This piece came out of the kiln yesterday. I had dipped the entire piece into a matt black glaze, and then sponged most of the glaze off the raised areas. The result provides two tones, enhancing the rough texture of the vessel.

Ghost Gums

Porcelaneous stoneware. Fired to Cone 6, in oxidation. Dimensions

Height:: 33 cm, 33 cm, and 25 cm.

Made during the month I spent at TAFE Northern Beaches (Sydney) – Open Studio – Ceramics.

I must have spent a long time gazing at the ghost gum trees I came across while walking in in the bush along the Sydney coastline, Other trees too, like the strangler figs, were equally stunning, but the ghost gums took my breath away, with their dark, decaying bark peeling away to reveal the naked smooth-white trunk reaching upwards towards the sky: fire and ash, decay, strength, and regrowth.

Nothing came of the project I had initially put forward to Christopher James (who runs the ceramics school there) as justification for being accepted into the Open Studio. But a series of these tree trunk vases/cylinders came out instead, which made me happy.

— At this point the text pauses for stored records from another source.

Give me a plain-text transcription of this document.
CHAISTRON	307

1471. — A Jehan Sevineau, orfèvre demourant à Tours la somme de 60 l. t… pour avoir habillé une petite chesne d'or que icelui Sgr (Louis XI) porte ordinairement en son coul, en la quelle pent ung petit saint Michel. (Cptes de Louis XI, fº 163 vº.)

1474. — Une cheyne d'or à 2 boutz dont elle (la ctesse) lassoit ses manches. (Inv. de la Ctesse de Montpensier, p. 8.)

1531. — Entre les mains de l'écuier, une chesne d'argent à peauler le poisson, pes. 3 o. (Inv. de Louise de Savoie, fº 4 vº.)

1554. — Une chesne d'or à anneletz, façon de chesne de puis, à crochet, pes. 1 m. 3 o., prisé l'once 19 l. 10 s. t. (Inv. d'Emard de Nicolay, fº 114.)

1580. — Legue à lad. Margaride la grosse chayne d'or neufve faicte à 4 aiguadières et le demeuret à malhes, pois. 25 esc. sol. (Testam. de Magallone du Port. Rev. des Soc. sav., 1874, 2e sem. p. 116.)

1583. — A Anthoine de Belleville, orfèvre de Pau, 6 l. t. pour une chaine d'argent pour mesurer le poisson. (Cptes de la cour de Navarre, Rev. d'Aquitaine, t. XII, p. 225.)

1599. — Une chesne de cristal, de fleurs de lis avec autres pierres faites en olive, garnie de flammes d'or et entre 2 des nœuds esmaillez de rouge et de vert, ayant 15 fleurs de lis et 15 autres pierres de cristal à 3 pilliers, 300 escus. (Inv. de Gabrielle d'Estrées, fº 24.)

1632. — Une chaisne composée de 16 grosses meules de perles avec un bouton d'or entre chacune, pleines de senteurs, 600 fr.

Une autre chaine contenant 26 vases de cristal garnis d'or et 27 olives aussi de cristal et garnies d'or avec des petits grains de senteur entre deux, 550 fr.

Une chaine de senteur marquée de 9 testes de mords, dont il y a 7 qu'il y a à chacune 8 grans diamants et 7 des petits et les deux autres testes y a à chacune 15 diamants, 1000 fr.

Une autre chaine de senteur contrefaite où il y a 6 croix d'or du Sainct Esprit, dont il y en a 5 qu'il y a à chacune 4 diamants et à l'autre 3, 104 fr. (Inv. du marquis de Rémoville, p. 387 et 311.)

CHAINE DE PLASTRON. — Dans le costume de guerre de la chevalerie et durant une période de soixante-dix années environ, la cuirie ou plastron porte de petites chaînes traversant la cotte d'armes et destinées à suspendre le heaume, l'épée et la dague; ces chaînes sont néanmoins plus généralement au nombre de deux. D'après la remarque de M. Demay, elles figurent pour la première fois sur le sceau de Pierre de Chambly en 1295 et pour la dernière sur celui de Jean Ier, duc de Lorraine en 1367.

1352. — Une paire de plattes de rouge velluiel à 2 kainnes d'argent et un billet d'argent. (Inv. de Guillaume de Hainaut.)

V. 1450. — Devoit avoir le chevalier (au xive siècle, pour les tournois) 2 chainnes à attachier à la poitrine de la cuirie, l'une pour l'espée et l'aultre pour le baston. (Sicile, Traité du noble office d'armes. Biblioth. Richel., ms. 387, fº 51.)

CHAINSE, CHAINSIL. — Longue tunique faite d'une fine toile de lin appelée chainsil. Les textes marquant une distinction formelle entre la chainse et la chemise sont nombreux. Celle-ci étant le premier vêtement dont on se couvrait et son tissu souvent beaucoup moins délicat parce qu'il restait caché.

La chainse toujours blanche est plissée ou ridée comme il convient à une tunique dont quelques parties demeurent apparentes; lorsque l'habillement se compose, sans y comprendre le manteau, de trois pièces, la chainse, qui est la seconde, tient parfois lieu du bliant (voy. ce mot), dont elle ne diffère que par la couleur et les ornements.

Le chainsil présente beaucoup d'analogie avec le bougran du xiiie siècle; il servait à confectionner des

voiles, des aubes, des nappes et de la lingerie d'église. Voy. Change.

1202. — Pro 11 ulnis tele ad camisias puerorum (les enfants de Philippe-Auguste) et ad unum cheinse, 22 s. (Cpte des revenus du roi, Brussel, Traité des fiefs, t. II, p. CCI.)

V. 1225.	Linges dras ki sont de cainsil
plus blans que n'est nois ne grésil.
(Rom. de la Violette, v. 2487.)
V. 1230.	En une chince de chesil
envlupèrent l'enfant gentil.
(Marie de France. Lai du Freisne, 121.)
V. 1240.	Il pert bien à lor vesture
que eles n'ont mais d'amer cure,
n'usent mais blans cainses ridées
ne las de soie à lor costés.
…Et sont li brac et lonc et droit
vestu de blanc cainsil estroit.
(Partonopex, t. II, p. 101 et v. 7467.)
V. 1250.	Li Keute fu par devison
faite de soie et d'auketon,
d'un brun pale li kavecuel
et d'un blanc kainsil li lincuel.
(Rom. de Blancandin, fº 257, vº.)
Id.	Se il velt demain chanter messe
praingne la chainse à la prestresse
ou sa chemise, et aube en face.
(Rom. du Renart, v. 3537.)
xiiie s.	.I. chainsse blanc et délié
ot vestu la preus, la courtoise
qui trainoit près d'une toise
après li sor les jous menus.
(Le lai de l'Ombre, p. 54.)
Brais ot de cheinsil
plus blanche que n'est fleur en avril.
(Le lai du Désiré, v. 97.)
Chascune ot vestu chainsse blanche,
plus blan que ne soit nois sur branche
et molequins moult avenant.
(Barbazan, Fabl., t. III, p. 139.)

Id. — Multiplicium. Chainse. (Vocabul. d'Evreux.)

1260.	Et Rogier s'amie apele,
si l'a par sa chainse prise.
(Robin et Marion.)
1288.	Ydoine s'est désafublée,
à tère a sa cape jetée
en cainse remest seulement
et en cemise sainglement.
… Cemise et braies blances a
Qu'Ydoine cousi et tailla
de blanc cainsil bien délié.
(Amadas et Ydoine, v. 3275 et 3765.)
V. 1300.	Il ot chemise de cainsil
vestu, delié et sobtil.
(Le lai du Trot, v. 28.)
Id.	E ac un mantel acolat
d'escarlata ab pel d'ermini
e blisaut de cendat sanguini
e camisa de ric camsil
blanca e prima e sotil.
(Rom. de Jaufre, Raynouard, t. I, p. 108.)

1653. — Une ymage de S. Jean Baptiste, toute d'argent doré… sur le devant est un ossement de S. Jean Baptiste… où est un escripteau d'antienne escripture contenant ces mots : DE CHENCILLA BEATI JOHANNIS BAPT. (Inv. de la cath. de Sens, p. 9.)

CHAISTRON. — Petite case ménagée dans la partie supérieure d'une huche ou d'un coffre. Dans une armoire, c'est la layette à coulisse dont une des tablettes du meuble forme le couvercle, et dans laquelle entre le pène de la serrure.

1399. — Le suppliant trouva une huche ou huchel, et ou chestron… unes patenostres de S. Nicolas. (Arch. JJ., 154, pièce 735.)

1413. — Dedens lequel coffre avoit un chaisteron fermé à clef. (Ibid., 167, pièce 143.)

Two cylinders, thrown; the lower part of the base then coated with a mix of slips, oxides, grit and earth from my walks, to provide texture for the breaking, peeling bark. With the cylinders still damp, I then attached the second cylinder to the first, working on the wheel to fuse them seamlessly together. I added more slips and stains further up the cylinder. Once bisqued, I sprayed a fine layer of clear glaze to the surface, and fired the cylinders to cone 6, in oxidation.